As a kid growing up in Laurel, Woodard was into Star Wars, anime, photography, computers, The History Channel, gaming, all of it. He’s basically a big rugged guy wrapped around an inner nerd, with a geeky-but-cool day job. He’s the Ravens’ IT security guy, which means he’s in charge of guarding the team’s financial and personnel records—and yes, playbook. “Let’s just say things get a little more intense, in terms of everything being locked down, when we play Pittsburgh and New England.”

A Patterson Park resident now, the 34-year-old has lived in Toyko, Hong Kong, and India, and his curiosity in “going where you’re not supposed to go” dates back to his childhood. (As a kid, Woodard and his buddies used to jump the fence and explore the nearby wildlife refuge). With the onset of COVID-19, he began casting about for a new hobby, which is how he started asking property owners and contractors if he and his friends could take a look in the hole in the backyard before they paved over an old privy. Often, that’s a rowhouse in Fells Point or one of the city’s other original neighborhoods.

“I’d tried golf, it just wasn’t for me,” he says, lifting a gorgeous, 1860s beer bottle from his living room shelf—a recovered antique from a recent latrine exploration. “I do like being outside, and I do like maps, research, history, and the tactile nature of urban, salvage archaeology. I don’t want to spend my free time in front of a computer.”

Archaeologists have long been interested in trash. But a household toilet contains a unique sort of trash, offering an unusual glimpse into how an individual or family lived, as well as insight into the community.
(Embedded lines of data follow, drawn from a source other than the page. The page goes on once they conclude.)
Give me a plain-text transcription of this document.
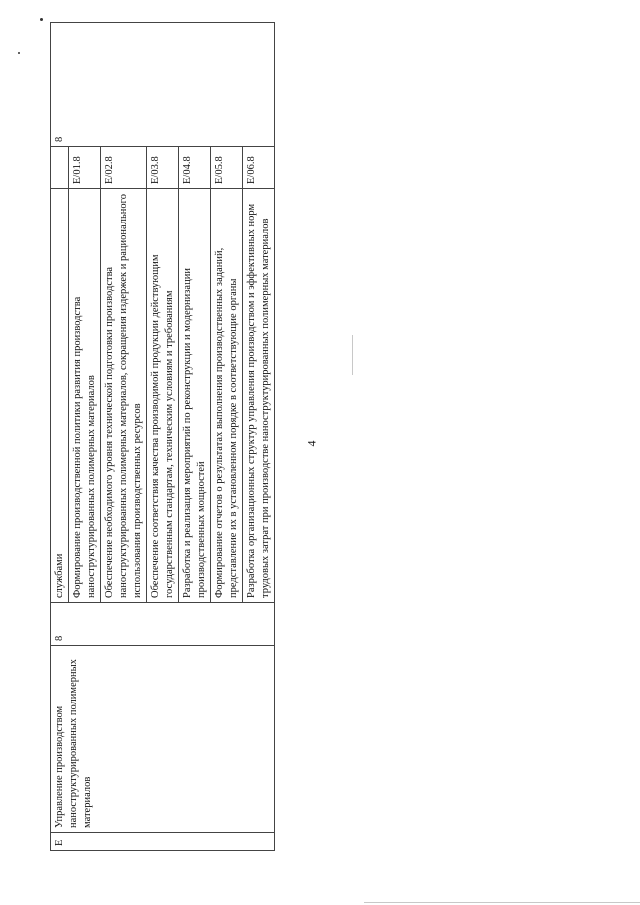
4
E	Управление производством наноструктурированных полимерных материалов	8	службами		8
			Формирование производственной политики развития производства наноструктурированных полимерных материалов	E/01.8	
			Обеспечение необходимого уровня технической подготовки производства наноструктурированных полимерных материалов, сокращения издержек и рационального использования производственных ресурсов	E/02.8	
			Обеспечение соответствия качества производимой продукции действующим государственным стандартам, техническим условиям и требованиям	E/03.8	
			Разработка и реализация мероприятий по реконструкции и модернизации производственных мощностей	E/04.8	
			Формирование отчетов о результатах выполнения производственных заданий, представление их в установленном порядке в соответствующие органы	E/05.8	
			Разработка организационных структур управления производством и эффективных норм трудовых затрат при производстве наноструктурированных полимерных материалов	E/06.8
This was especially true when the equivalent of DPW street collection was a twice-a-year visit from a privy cleaner. (Bi-annual garbage pick-up sounds bad, but this was long before today’s disposable society.)

It all becomes especially valuable information when cross-referenced with property records and newspaper archives. “People from an upper-class status would only buy pottery made in Europe,” Woodard explains. “They would also eat more meat, boars and hogs, in the middle of the 1800s, and you’d find more animal teeth and jaws. If we find more oyster shells—fish and oysters were cheap and plentiful—then that would be a working-class household. If they were German, English or French immigrants—there was a French Quarter where Seton Hill is today—you’ll find artifacts, French perfume bottles, that reflect that. In a Jewish household, you’re not going to find the bones of pigs.”

Meanwhile, he continues to track down the stories behind his finds, one of which recently led to the uncovering of what appears to be the wrongful execution of a Black man named John Butler. Woodard had discovered a circa-1890s Heinzerling & Co. soda bottle, and his research into the Heinzerling family led to a story about the son of the company’s founder and namesake serving as a witness to the gallows hanging of Butler, at the time the president of the Colored Republican Club in Baltimore. Maintaining his innocence, Butler was convicted of killing his ex-wife with a cobblestone on Dec. 12, 1900, despite an alibi and no direct evidence.

That find was grim. But other than the occasional recovery of a random headstone, that kind of gruesome thing is unusual. In fact, Woodard’s popular Instagram feed, which has nearly 15,000 followers, is mostly populated with well-composed, arty shots of city buildings, colorful pottery and glassware, and antique medicinal and serum bottles.

“Most of the people who follow me are women, and the posts generally get a lot engagement,” Woodard says. “I’m not sure everyone knows how I find this stuff.”